Preliminary data suggests the economy will register moderate growth in the second quarter, Morningstar DBRS added.

“We expect the U.S. and Canadian economies to grow slightly below-trend through the remainder of the year,” the report said. “In Canada, population growth should underpin moderate growth rates over the next few quarters even as the negative output gap continues to widen.”

The U.S. economy appears to be returning to normal rather than facing a more severe downturn, Morningstar DBRS said.

Meanwhile, the inflation outlook is improving in both Canada and the U.S., and labour markets are cooling too. “The U.S. labour market is loosening on the margin but remains in good shape,” the report said. “While demand for labour is waning, there are few signs of stress in the market.”

In Canada, the job market is adjusting to the rapid population growth.

“While layoffs remain relatively low, small businesses are increasingly concerned about insufficient demand and there is a rising number of involuntary part-time workers. In this environment, we think the pace of job gains will likely slow and unemployment will continue to edge upward,” DBRS Morningstar said.

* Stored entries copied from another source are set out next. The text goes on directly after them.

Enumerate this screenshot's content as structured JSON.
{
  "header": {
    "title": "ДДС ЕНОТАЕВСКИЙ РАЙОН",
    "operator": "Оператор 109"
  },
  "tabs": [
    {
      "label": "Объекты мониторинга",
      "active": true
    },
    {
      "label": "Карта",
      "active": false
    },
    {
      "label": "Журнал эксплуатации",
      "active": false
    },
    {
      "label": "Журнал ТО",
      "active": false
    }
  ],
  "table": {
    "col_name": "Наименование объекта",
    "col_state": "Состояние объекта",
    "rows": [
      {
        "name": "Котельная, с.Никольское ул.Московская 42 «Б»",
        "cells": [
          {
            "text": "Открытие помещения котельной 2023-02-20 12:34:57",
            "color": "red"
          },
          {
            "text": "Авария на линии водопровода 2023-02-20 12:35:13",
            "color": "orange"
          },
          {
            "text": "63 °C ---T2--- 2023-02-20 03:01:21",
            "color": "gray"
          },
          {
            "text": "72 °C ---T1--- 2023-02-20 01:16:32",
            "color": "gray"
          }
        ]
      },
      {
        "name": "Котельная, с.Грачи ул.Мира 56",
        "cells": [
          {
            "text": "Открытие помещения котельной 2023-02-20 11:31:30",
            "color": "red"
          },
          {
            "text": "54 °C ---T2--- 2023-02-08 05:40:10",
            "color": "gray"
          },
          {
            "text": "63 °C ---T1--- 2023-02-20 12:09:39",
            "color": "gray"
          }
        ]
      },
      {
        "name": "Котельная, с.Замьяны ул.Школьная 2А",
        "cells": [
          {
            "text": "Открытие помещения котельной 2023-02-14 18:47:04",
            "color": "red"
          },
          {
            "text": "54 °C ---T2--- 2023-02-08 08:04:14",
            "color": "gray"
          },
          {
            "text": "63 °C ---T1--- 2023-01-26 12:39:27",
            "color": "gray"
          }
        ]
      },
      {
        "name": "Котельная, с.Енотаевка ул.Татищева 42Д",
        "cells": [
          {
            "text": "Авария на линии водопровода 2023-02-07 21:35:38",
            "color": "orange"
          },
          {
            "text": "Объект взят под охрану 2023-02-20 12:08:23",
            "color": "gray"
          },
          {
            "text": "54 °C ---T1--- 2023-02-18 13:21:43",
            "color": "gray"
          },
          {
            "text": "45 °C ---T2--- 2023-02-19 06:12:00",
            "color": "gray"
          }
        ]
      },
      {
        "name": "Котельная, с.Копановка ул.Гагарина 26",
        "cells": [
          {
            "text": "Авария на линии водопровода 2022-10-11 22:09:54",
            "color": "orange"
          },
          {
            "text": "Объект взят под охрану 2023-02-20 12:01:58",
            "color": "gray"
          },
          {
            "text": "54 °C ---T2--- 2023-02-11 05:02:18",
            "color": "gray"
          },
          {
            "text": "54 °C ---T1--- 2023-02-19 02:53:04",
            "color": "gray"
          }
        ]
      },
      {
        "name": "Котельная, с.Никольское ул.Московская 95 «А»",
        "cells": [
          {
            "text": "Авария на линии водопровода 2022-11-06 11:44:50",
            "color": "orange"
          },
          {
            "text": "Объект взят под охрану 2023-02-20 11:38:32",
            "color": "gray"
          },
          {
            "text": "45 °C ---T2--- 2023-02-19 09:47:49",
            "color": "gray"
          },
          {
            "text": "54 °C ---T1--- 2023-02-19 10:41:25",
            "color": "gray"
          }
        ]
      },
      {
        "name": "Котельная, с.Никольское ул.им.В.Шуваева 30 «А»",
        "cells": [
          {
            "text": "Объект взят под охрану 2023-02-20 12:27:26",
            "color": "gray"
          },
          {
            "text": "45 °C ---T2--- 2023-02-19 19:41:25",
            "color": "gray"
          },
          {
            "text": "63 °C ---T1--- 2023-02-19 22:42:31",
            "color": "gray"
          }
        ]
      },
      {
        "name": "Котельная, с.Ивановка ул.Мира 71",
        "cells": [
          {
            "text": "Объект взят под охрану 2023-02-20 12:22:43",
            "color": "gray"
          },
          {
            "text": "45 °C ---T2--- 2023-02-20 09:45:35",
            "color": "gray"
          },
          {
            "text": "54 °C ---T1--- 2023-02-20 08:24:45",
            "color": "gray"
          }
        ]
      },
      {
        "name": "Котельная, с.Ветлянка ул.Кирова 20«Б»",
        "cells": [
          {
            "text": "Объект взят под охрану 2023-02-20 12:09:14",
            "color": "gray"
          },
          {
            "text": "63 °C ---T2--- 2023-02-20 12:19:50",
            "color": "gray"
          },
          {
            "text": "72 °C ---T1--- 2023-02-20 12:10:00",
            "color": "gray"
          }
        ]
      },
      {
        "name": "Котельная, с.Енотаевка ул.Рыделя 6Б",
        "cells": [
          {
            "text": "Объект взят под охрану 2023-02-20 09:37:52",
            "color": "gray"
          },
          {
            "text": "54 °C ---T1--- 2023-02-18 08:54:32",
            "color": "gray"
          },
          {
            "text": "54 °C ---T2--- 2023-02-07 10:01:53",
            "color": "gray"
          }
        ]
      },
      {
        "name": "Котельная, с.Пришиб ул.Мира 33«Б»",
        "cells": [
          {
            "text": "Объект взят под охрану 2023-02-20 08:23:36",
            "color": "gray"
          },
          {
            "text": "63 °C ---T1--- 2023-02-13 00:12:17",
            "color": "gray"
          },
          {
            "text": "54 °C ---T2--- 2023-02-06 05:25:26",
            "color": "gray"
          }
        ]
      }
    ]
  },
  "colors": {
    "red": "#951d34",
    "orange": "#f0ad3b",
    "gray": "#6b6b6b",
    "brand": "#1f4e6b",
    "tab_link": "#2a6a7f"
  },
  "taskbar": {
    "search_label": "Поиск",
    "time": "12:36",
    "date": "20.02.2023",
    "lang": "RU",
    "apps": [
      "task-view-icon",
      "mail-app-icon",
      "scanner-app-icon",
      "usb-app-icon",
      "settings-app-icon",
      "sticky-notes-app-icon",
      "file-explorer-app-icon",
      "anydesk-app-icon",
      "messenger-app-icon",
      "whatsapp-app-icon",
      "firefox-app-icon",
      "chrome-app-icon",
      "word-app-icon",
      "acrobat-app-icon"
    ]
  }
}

At their latest policy meetings, the Bank of Canada trimmed rates while the U.S. Federal Reserve Board kept rates unchanged. DBRS expects monetary policy from both central banks to be largely driven by the incoming economic data in the months ahead.

“We think the [Bank of Canada] could take a gradual approach, at least early in the easing cycle, as it remains concerned about strong wage growth amid weak productivity gains and it will want to avoid stoking a rebound in the housing market,” the report said.

For Canada, markets are forecasting two to three more 25-basis point rate cuts this year.

In the U.S., markets are expecting rate cuts to start this year, but there’s a good deal of uncertainty about how far and how fast the Fed will move.